Kevin Kelly tells us they’ve met three times before in the G1 tournament, and each time they’ve gone to time-limit draws. They’ve got 30 minutes on the clock for this one, and the crowd is hot for this.

I wanted to attend this event live, but holding this the weekend after 4th of July — when most people are traveling home (and not ready to begin a trip) — made it impossible for me. But seeing this opening makes me wish I’d been able to be there in person. This feels huge.

Tanahashi is looking old and wrestling older, but he manages to turn that into compelling body language charisma; you feel his struggle and you’re rooting for him to keep up. He needs your support to hold his own with Okada!
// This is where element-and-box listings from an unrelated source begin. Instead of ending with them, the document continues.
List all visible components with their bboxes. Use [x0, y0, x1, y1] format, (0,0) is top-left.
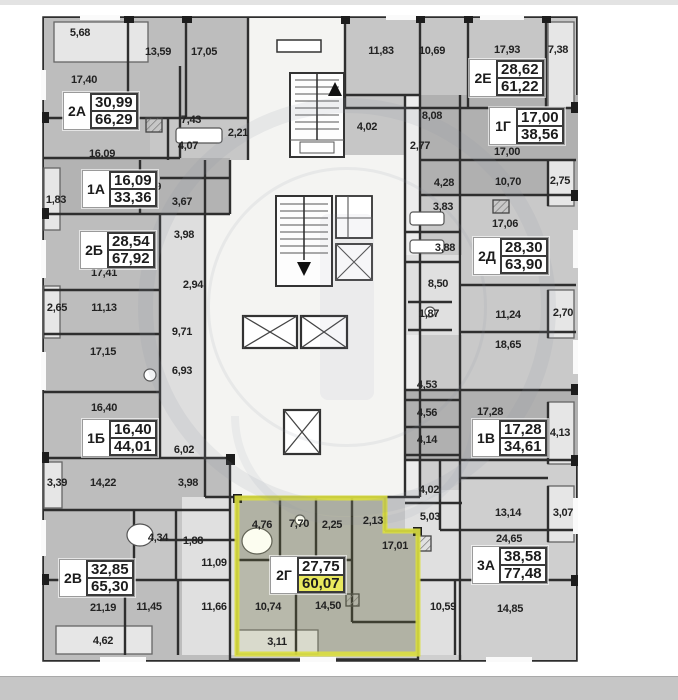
- apartment-id: 3А: [473, 547, 499, 583]
- apartment-id: 1Г: [490, 108, 516, 144]
- room-area-label: 17,06: [492, 218, 518, 230]
- room-area-label: 17,15: [90, 346, 116, 358]
- apartment-living-area: 17,28: [501, 422, 545, 437]
- room-area-label: 5,68: [70, 27, 90, 39]
- room-area-label: 3,98: [178, 477, 198, 489]
- room-area-label: 4,53: [417, 379, 437, 391]
- room-area-label: 2,21: [228, 127, 248, 139]
- room-area-label: 11,24: [495, 309, 520, 321]
- room-area-label: 4,14: [417, 434, 437, 446]
- apartment-id: 2В: [60, 560, 86, 596]
- room-area-label: 4,62: [93, 635, 113, 647]
- apartment-areas: 16,0933,36: [109, 171, 157, 207]
- floor-plan: 5,6813,5917,0517,407,4316,094,077,791,83…: [0, 0, 678, 700]
- room-area-label: 3,11: [267, 636, 287, 648]
- bottom-margin-band: [0, 676, 678, 700]
- room-area-label: 6,93: [172, 365, 192, 377]
- apartment-id: 2Г: [271, 557, 297, 593]
- room-area-label: 2,65: [47, 302, 67, 314]
- room-area-label: 2,94: [183, 279, 203, 291]
- room-area-label: 11,45: [136, 601, 161, 613]
- room-area-label: 3,83: [433, 201, 453, 213]
- apartment-areas: 30,9966,29: [90, 93, 138, 129]
- apartment-box-1А: 1А16,0933,36: [82, 170, 158, 208]
- apartment-living-area: 38,58: [501, 549, 545, 564]
- room-area-label: 10,69: [419, 45, 445, 57]
- room-area-label: 16,09: [89, 148, 115, 160]
- apartment-total-area: 34,61: [501, 437, 545, 454]
- room-area-label: 11,66: [201, 601, 226, 613]
- room-area-label: 4,76: [252, 519, 272, 531]
- room-area-label: 4,56: [417, 407, 437, 419]
- apartment-id: 2Д: [474, 238, 500, 274]
- apartment-living-area: 16,09: [111, 173, 155, 188]
- room-area-label: 3,39: [47, 477, 67, 489]
- apartment-id: 2А: [64, 93, 90, 129]
- apartment-box-1В: 1В17,2834,61: [472, 419, 548, 457]
- room-area-label: 3,98: [174, 229, 194, 241]
- apartment-id: 1Б: [83, 420, 109, 456]
- room-area-label: 14,22: [90, 477, 116, 489]
- apartment-living-area: 30,99: [92, 95, 136, 110]
- apartment-box-2Е: 2Е28,6261,22: [469, 59, 545, 97]
- room-area-label: 10,70: [495, 176, 521, 188]
- room-area-label: 3,67: [172, 196, 192, 208]
- apartment-box-2Г: 2Г27,7560,07: [270, 556, 346, 594]
- apartment-box-2Б: 2Б28,5467,92: [80, 231, 156, 269]
- room-area-label: 4,02: [419, 484, 439, 496]
- stairs-down-arrow: ▼: [298, 262, 311, 275]
- room-area-label: 1,87: [419, 308, 439, 320]
- room-area-label: 24,65: [496, 533, 522, 545]
- room-area-label: 8,50: [428, 278, 448, 290]
- apartment-areas: 28,3063,90: [500, 238, 548, 274]
- apartment-total-area: 61,22: [498, 77, 542, 94]
- room-area-label: 8,08: [422, 110, 442, 122]
- room-area-label: 4,07: [178, 140, 198, 152]
- apartment-id: 2Б: [81, 232, 107, 268]
- apartment-box-1Г: 1Г17,0038,56: [489, 107, 565, 145]
- apartment-box-2Д: 2Д28,3063,90: [473, 237, 549, 275]
- room-area-label: 6,02: [174, 444, 194, 456]
- apartment-areas: 32,8565,30: [86, 560, 134, 596]
- room-area-label: 4,28: [434, 177, 454, 189]
- room-area-label: 7,43: [181, 114, 201, 126]
- room-area-label: 2,25: [322, 519, 342, 531]
- room-area-label: 14,85: [497, 603, 523, 615]
- apartment-box-1Б: 1Б16,4044,01: [82, 419, 158, 457]
- room-area-label: 16,40: [91, 402, 117, 414]
- apartment-living-area: 32,85: [88, 562, 132, 577]
- room-area-label: 11,09: [201, 557, 226, 569]
- apartment-total-area: 38,56: [518, 125, 562, 142]
- apartment-areas: 16,4044,01: [109, 420, 157, 456]
- room-area-label: 3,88: [435, 242, 455, 254]
- room-area-label: 5,03: [420, 511, 440, 523]
- room-area-label: 7,70: [289, 518, 309, 530]
- room-area-label: 18,65: [495, 339, 521, 351]
- room-area-label: 1,83: [46, 194, 66, 206]
- room-area-label: 13,59: [145, 46, 171, 58]
- apartment-id: 1В: [473, 420, 499, 456]
- room-area-label: 2,77: [410, 140, 430, 152]
- apartment-areas: 27,7560,07: [297, 557, 345, 593]
- room-area-label: 4,02: [357, 121, 377, 133]
- apartment-living-area: 28,54: [109, 234, 153, 249]
- room-area-label: 17,05: [191, 46, 217, 58]
- apartment-areas: 17,2834,61: [499, 420, 547, 456]
- room-area-label: 14,50: [315, 600, 341, 612]
- room-area-label: 7,38: [548, 44, 568, 56]
- apartment-areas: 17,0038,56: [516, 108, 564, 144]
- room-area-label: 13,14: [495, 507, 521, 519]
- apartment-areas: 28,6261,22: [496, 60, 544, 96]
- room-area-label: 17,28: [477, 406, 503, 418]
- apartment-total-area: 44,01: [111, 437, 155, 454]
- room-area-label: 2,75: [550, 175, 570, 187]
- apartment-total-area: 60,07: [299, 574, 343, 591]
- room-area-label: 17,01: [382, 540, 408, 552]
- room-area-label: 1,88: [183, 535, 203, 547]
- room-area-label: 21,19: [90, 602, 116, 614]
- apartment-box-2В: 2В32,8565,30: [59, 559, 135, 597]
- apartment-total-area: 77,48: [501, 564, 545, 581]
- apartment-areas: 28,5467,92: [107, 232, 155, 268]
- apartment-box-2А: 2А30,9966,29: [63, 92, 139, 130]
- apartment-living-area: 28,30: [502, 240, 546, 255]
- apartment-box-3А: 3А38,5877,48: [472, 546, 548, 584]
- apartment-total-area: 67,92: [109, 249, 153, 266]
- room-area-label: 10,74: [255, 601, 281, 613]
- room-area-label: 2,13: [363, 515, 383, 527]
- room-area-label: 3,07: [553, 507, 573, 519]
- room-area-label: 9,71: [172, 326, 192, 338]
- apartment-living-area: 28,62: [498, 62, 542, 77]
- apartment-total-area: 65,30: [88, 577, 132, 594]
- apartment-total-area: 63,90: [502, 255, 546, 272]
- room-area-label: 10,59: [430, 601, 456, 613]
- apartment-total-area: 33,36: [111, 188, 155, 205]
- apartment-id: 2Е: [470, 60, 496, 96]
- room-area-label: 11,13: [91, 302, 116, 314]
- apartment-id: 1А: [83, 171, 109, 207]
- apartment-total-area: 66,29: [92, 110, 136, 127]
- room-area-label: 4,13: [550, 427, 570, 439]
- room-area-label: 11,83: [368, 45, 393, 57]
- room-area-label: 17,93: [494, 44, 520, 56]
- room-area-label: 4,34: [148, 532, 168, 544]
- apartment-living-area: 27,75: [299, 559, 343, 574]
- apartment-living-area: 17,00: [518, 110, 562, 125]
- apartment-living-area: 16,40: [111, 422, 155, 437]
- stairs-up-arrow: ▲: [329, 83, 342, 96]
- room-area-label: 2,70: [553, 307, 573, 319]
- room-area-label: 17,40: [71, 74, 97, 86]
- apartment-areas: 38,5877,48: [499, 547, 547, 583]
- room-area-label: 17,00: [494, 146, 520, 158]
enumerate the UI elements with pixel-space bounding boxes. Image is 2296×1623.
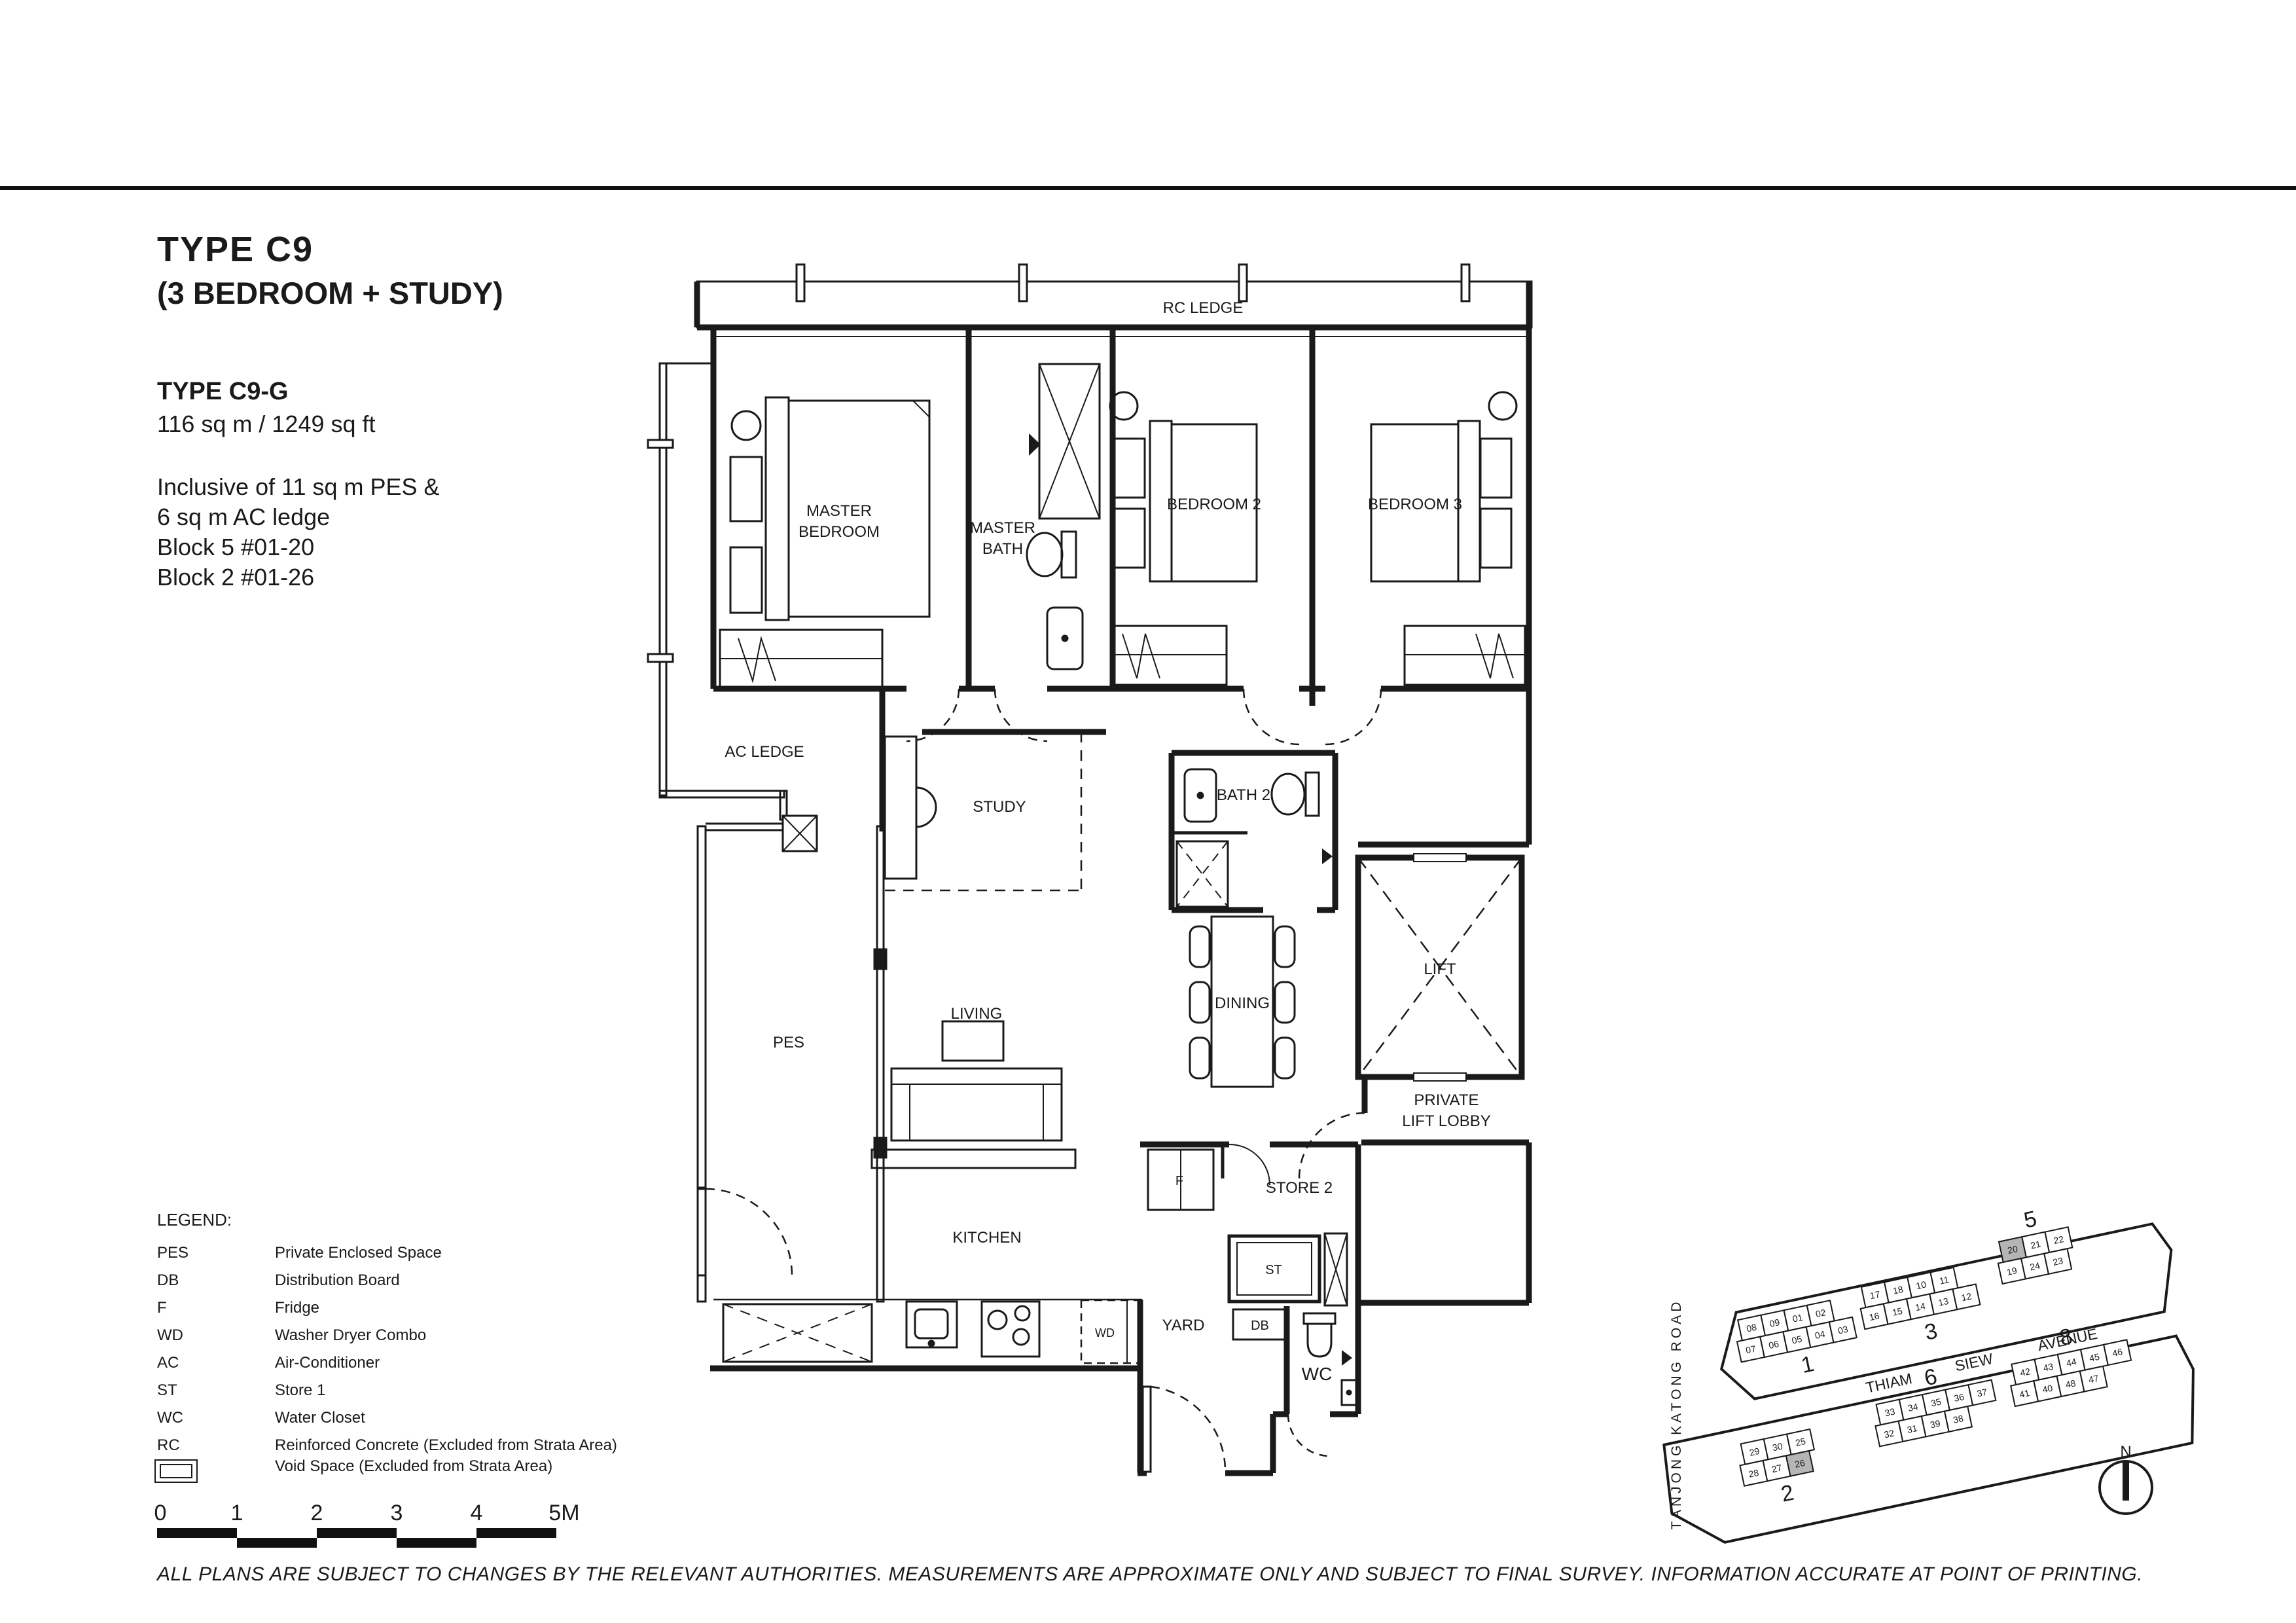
scale-tick: 3 <box>391 1501 403 1525</box>
label-private-2: LIFT LOBBY <box>1402 1112 1491 1130</box>
room-bath2 <box>1172 753 1335 910</box>
room-bedroom-3 <box>1371 392 1525 685</box>
plan-canvas: RC LEDGE MASTER BEDROOM MASTER BATH BEDR… <box>0 0 2296 1623</box>
label-kitchen: KITCHEN <box>952 1229 1021 1247</box>
label-bedroom2: BEDROOM 2 <box>1167 496 1261 513</box>
scale-tick: 4 <box>471 1501 483 1525</box>
label-store2: STORE 2 <box>1266 1179 1333 1197</box>
label-rc-ledge: RC LEDGE <box>1163 299 1244 317</box>
floor-plan: RC LEDGE MASTER BEDROOM MASTER BATH BEDR… <box>648 264 1532 1473</box>
room-kitchen <box>713 1300 1142 1363</box>
scale-tick: 5M <box>548 1501 579 1525</box>
scale-bar: 0 1 2 3 4 5M <box>154 1501 580 1548</box>
street-tanjong-katong: TANJONG KATONG ROAD <box>1669 1299 1684 1530</box>
label-bath2: BATH 2 <box>1217 786 1270 804</box>
label-master-bedroom-2: BEDROOM <box>798 523 880 541</box>
site-plan: 0809010207060504031171810111615141312320… <box>1625 1180 2212 1552</box>
scale-tick: 0 <box>154 1501 167 1525</box>
label-ac-ledge: AC LEDGE <box>725 743 804 761</box>
room-pes <box>698 824 886 1302</box>
site-block-number: 6 <box>1922 1364 1939 1391</box>
site-block-number: 5 <box>2022 1206 2039 1233</box>
room-master-bedroom <box>720 397 929 687</box>
label-wd: WD <box>1095 1326 1115 1340</box>
room-master-bath <box>1027 364 1100 669</box>
label-bedroom3: BEDROOM 3 <box>1368 496 1462 513</box>
room-st-wc <box>1229 1233 1356 1414</box>
label-study: STUDY <box>973 798 1026 816</box>
rc-ledge <box>697 264 1532 337</box>
label-master-bedroom-1: MASTER <box>806 502 872 520</box>
scale-tick: 2 <box>311 1501 323 1525</box>
label-private-1: PRIVATE <box>1414 1091 1479 1109</box>
north-label: N <box>2120 1443 2131 1461</box>
label-living: LIVING <box>951 1005 1003 1023</box>
label-db: DB <box>1251 1319 1269 1333</box>
label-master-bath-1: MASTER <box>970 519 1035 537</box>
ac-ledge <box>648 363 817 851</box>
label-st: ST <box>1265 1263 1282 1277</box>
scale-tick: 1 <box>231 1501 243 1525</box>
label-dining: DINING <box>1215 994 1270 1012</box>
label-wc: WC <box>1302 1364 1333 1384</box>
label-yard: YARD <box>1162 1317 1205 1334</box>
label-master-bath-2: BATH <box>982 540 1023 558</box>
room-living <box>872 1021 1075 1168</box>
label-pes: PES <box>773 1034 804 1051</box>
label-f: F <box>1175 1174 1183 1188</box>
label-lift: LIFT <box>1424 960 1456 978</box>
room-bedroom-2 <box>1110 392 1257 685</box>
And Okada goes for the classic smug one-foot-on-the-chest cover. He pulls out the dragon-screw leg whip to turn Tanahashi’s move against him. NJPW talent do such a good job of subtly adjusting their style in face vs face matchups to give the crowd a clear favorite to root for, and before long, Tanahashi is able to return the favor. It’s a subtle, detail-oriented form of storytelling you could be forgiven for not knowing it exists if you only watch WWE.

Fantastic back-and-forth exchange between the two about 15 minutes in that has the crowd completely blowing up. But then Tanahashi goes on the top rope and the camera catches an entire section of the American Airlines arena sitting completely empty.

Okada hits two back-to-back rainmakers at 20 minutes, when I suddenly catch myself thinking “he’s not a natural blonde.” Then Tanahashi hits a dragon suplex and I start paying attention again. But I love how NJPW wrestlers and announcers can make something as small as “wrist control” a pivotal part of match storytelling.

I don’t like that a spinning tombstone piledriver is a transitional move, but at least it sets up a rainmaker and leads to a finish. Okada gets the 2 points and the announcers remind us that no reigning champion has won back-to-back since 2000, stacking the odds against Tanahashi regardless.

Solid main event, but I think I would still give my night 1 match of the night to ZSJ and Sanada by a hair. Okada and Tanahashi held some stature by nature of who was involved. Okada cut an endearingly sincere promo to close the show, in spite of his naturally heelish charisma. Rocky calls him the greatest IWGP champion we’ve ever seen.